In the online class Practical Deep Learning for Coders 2019, we learned how to create a world-class image classifer model for the Oxford-IIIT Pet Dataset, which contains 37 different categories of pets.
I wondered if I could use the same techniques to create a model that could examine a video game screenshot and determine which of ~485 Super Nintendo games it belonged to. Would 485 categories be too much? Would transfer learning from ImageNet work on game screenshots which don't even exist in the real world?
It ended up working surprisingly well, with an accuracy of 95.8%. This repository contains:
- All of the scripts I used to collect the training data from youtube
- The notebooks I used to create the model
- My trained model
- A web front-end
- Dockerfiles for running the web front-end and inference using CPU
- A systemd service definition for running the web from
- Ansible role to clone this repository and set up the systemd service.

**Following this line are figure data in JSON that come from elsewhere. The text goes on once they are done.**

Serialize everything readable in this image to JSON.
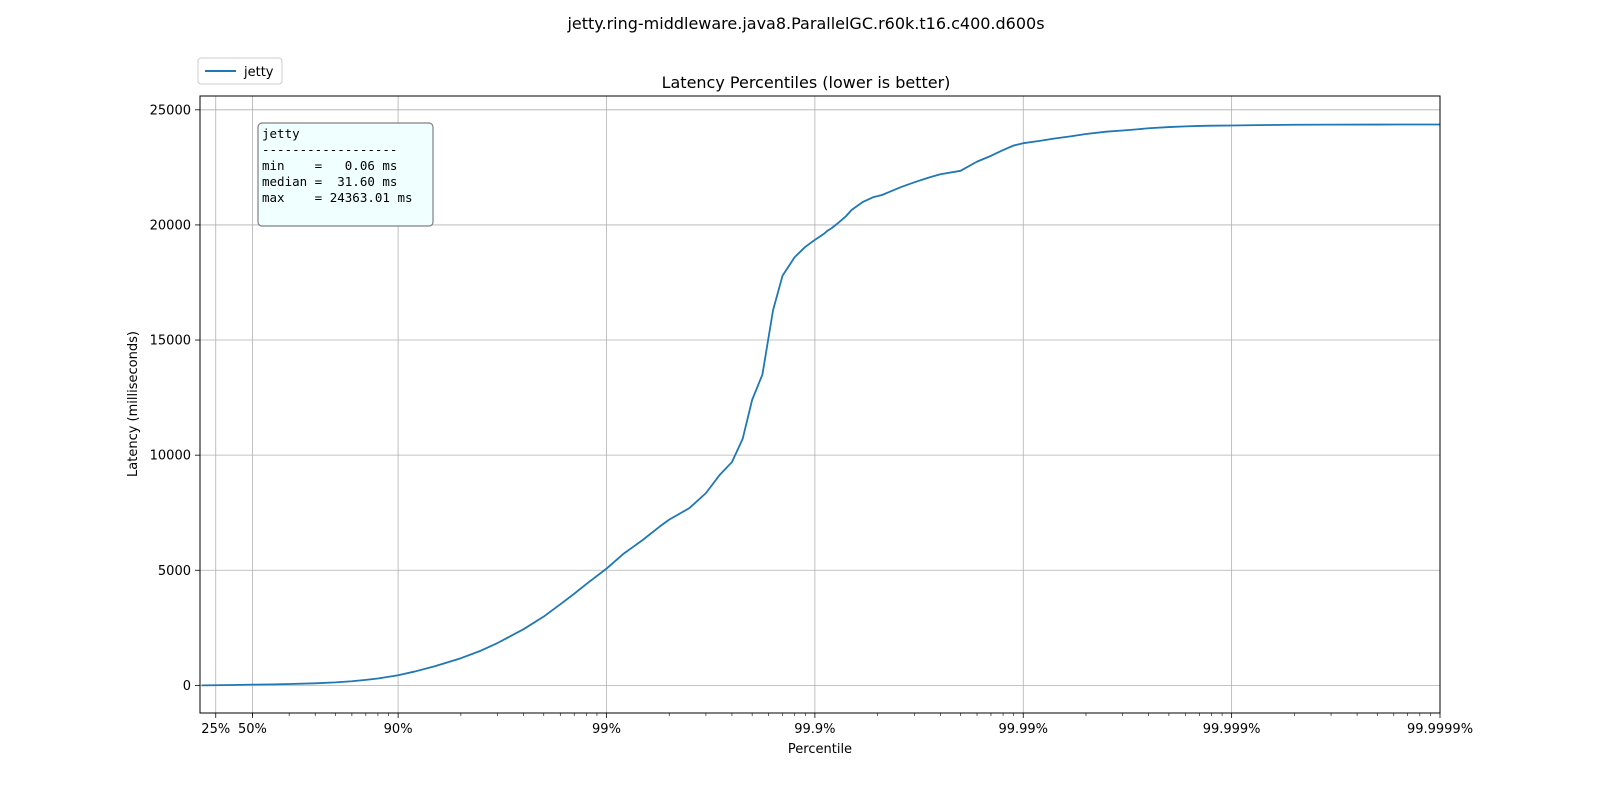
{
  "chart_data": {
    "type": "line",
    "title": "jetty.ring-middleware.java8.ParallelGC.r60k.t16.c400.d600s",
    "subtitle": "Latency Percentiles (lower is better)",
    "xlabel": "Percentile",
    "ylabel": "Latency (milliseconds)",
    "x_scale": "log(1/(1-percentile))",
    "xlim": [
      1.12,
      1000000
    ],
    "ylim": [
      -1200,
      25600
    ],
    "x_ticks": [
      {
        "value": 1.333,
        "label": "25%"
      },
      {
        "value": 2,
        "label": "50%"
      },
      {
        "value": 10,
        "label": "90%"
      },
      {
        "value": 100,
        "label": "99%"
      },
      {
        "value": 1000,
        "label": "99.9%"
      },
      {
        "value": 10000,
        "label": "99.99%"
      },
      {
        "value": 100000,
        "label": "99.999%"
      },
      {
        "value": 1000000,
        "label": "99.9999%"
      }
    ],
    "y_ticks": [
      0,
      5000,
      10000,
      15000,
      20000,
      25000
    ],
    "grid": true,
    "legend": {
      "position": "top-left",
      "entries": [
        "jetty"
      ]
    },
    "series": [
      {
        "name": "jetty",
        "color": "#1f77b4",
        "x": [
          1.14,
          1.3,
          1.6,
          2,
          2.5,
          3,
          4,
          5,
          6,
          7,
          8,
          10,
          12,
          15,
          20,
          25,
          30,
          40,
          50,
          60,
          70,
          80,
          100,
          120,
          150,
          180,
          200,
          250,
          300,
          350,
          400,
          450,
          500,
          560,
          630,
          700,
          800,
          900,
          1000,
          1100,
          1150,
          1200,
          1300,
          1400,
          1500,
          1700,
          1900,
          2100,
          2300,
          2600,
          3000,
          3500,
          4000,
          5000,
          6000,
          7000,
          8000,
          9000,
          10000,
          12000,
          14000,
          17000,
          20000,
          25000,
          30000,
          35000,
          40000,
          50000,
          60000,
          70000,
          80000,
          100000,
          120000,
          150000,
          200000,
          300000,
          500000,
          1000000
        ],
        "y": [
          0.06,
          5,
          15,
          31.6,
          45,
          60,
          90,
          130,
          180,
          240,
          300,
          440,
          600,
          830,
          1180,
          1510,
          1840,
          2440,
          2990,
          3520,
          3980,
          4400,
          5070,
          5700,
          6330,
          6900,
          7200,
          7700,
          8350,
          9150,
          9700,
          10700,
          12400,
          13500,
          16300,
          17800,
          18600,
          19050,
          19350,
          19600,
          19750,
          19850,
          20100,
          20350,
          20650,
          21000,
          21200,
          21300,
          21450,
          21650,
          21850,
          22050,
          22200,
          22350,
          22750,
          23000,
          23250,
          23450,
          23550,
          23650,
          23750,
          23850,
          23950,
          24050,
          24100,
          24150,
          24200,
          24250,
          24280,
          24300,
          24310,
          24320,
          24330,
          24340,
          24350,
          24355,
          24360,
          24363.01
        ]
      }
    ],
    "annotation_box": {
      "lines": [
        "jetty",
        "------------------",
        "min    =   0.06 ms",
        "median =  31.60 ms",
        "max    = 24363.01 ms"
      ],
      "facecolor": "#f0ffff",
      "edgecolor": "#808080"
    }
  }
}
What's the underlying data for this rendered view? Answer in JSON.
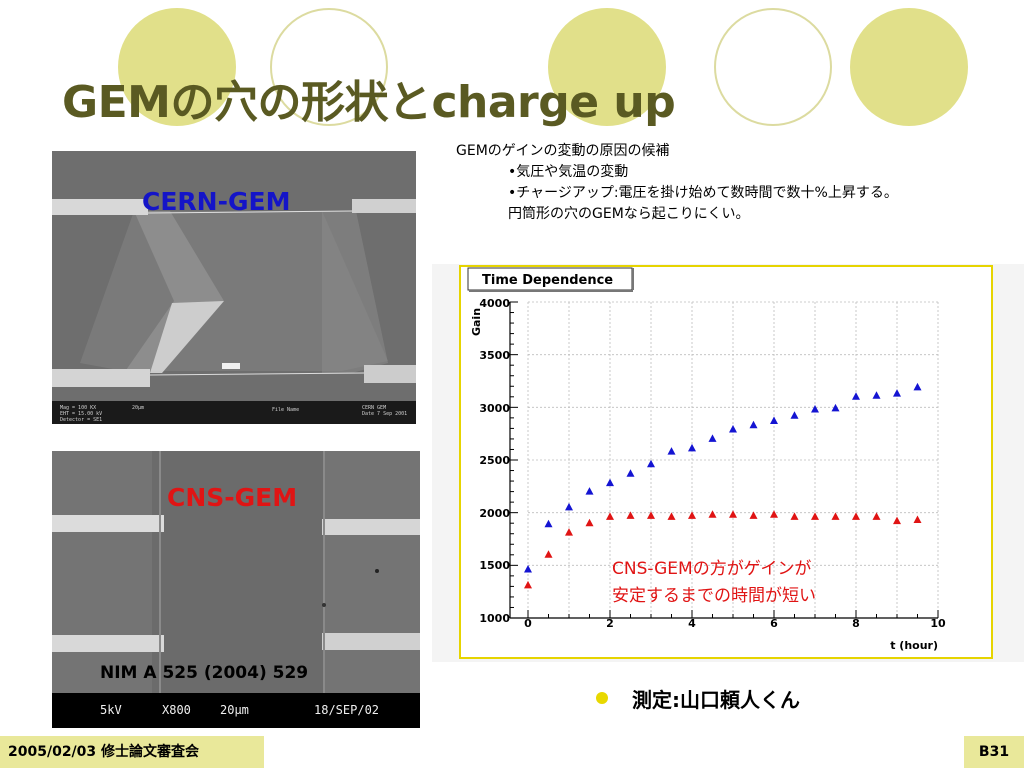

Visit https://snes.matthewreishus.com
cd 04-web
docker-compose up
Then use a web browser to visit localhost:8080
. Warning, this will create 6-8 gigs of docker images, since it will create a pytorch installation used for inference.
In the 05-ansible
directory, there is an ansible role that automatically installs a service that keeps the webapp running. If you don't want to use ansible, there is a systemd service definition in 05-ansible/roles/snes-classifier/files/docker-snes-classifier.service
.
Follow the directions in the 01-find-longplay-urls
and 02-create-screenshots
directories to build a library of about ~150 screenshots per SNES game. This is done by downloading "longplay videos" from youtube and extracting screenshots from the videos.
Follow along with the jupyter notebook in 03-model-resnet50
to create and export the model. There is no automated way to create the model, it is only done through the jupyter notebook.